Reading the clock
The Jones Lang LaSalle office clock demonstrates where each market sits within its real estate cycle. Markets generally move clockwise around the clock. Geographies on the left side of the clock are generally landlord-favorable, while markets on the right side of the clock are typically tenant-favorable.
For the first time in more than five-plus years, nearly 70.0 percent of office markets Jones Lang LaSalle tracks are located at or beyond the 6:00 position, signaling landlord's slow, but increased confidence in overall market fundamentals. In fact, landlords increased rents for the ninth consecutive quarter, lifting rents 0.8 percent in the first quarter of 2013. As landlords shifted rents up, they also pushed concession levels down, but at slower rates than prior quarters, demonstrating owner's desire to gradually shift from concession compression to rent growth coupled with gradual concession compression.
Overall, rents have grown nearly 4.0 percent over the past 12 months and 7.4 percent since hitting bottom in early 2010, recovering about half of the rent declines experienced during the downtown. Additionally, over the past 12 months free rent has dipped 9.5 percent, while tenant improvement allowances were clawed back by 4.4 percent with concessions falling approximately 12.5 percent from cyclical highs in 2009 and 2010.
There definitely remains a tale of two markets with the technology and energy hubs of San Francisco, Seattle, San Francisco Peninsula, Austin, Houston, Dallas and Denver leading rent growth with many of those markets seeing rents moving beyond prior-market peak rents.
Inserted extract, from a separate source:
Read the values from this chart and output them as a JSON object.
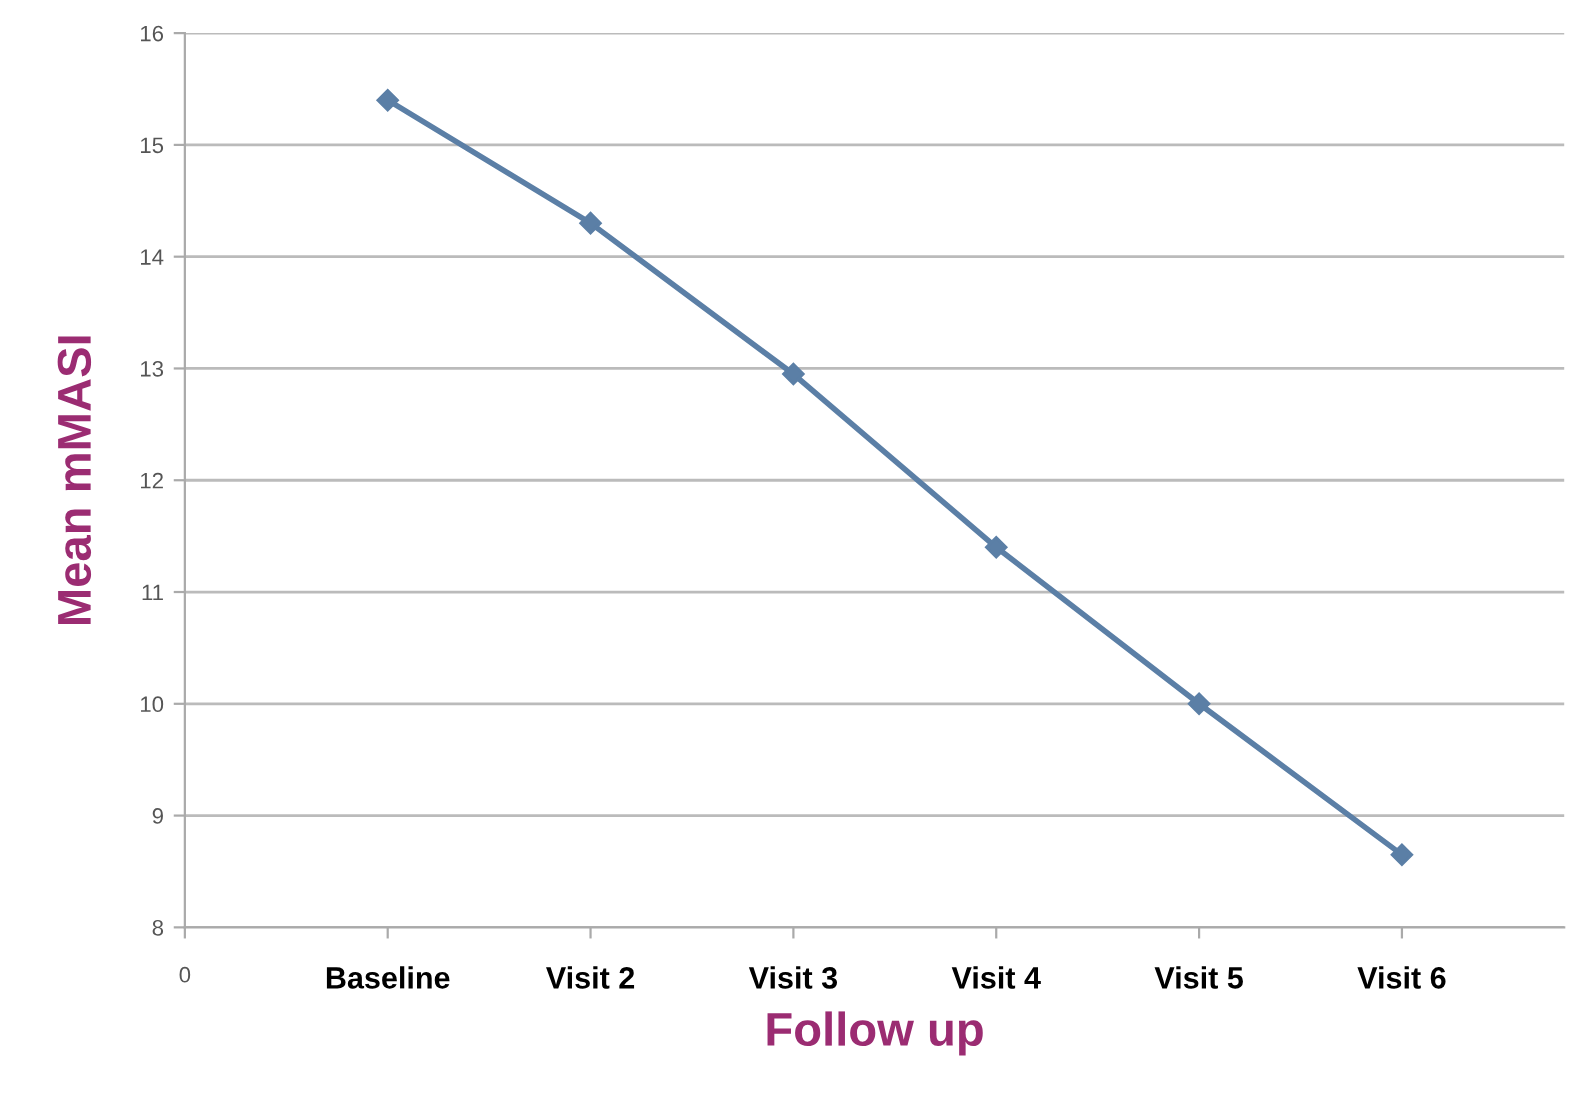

Markets with those demand drivers located near the top of the clock, particularly San Francisco, Houston and Silicon Valley, will test the market from a supply side over the next 12 to 18 months and could see rent growth slow due to the new space additions. Whereas markets at the opposite side of the clock, particularly in the Midwest and Southeast / Southwest, are moving closer toward bottom, but not yet at that point to date. Of those markets, expect the Southeast and Southwest to pull ahead due to stronger economies and demand patterns and the Midwest to lag. Overall, through the course of 2013, we expect almost all geographies to transition to a landlord's market by early 2014.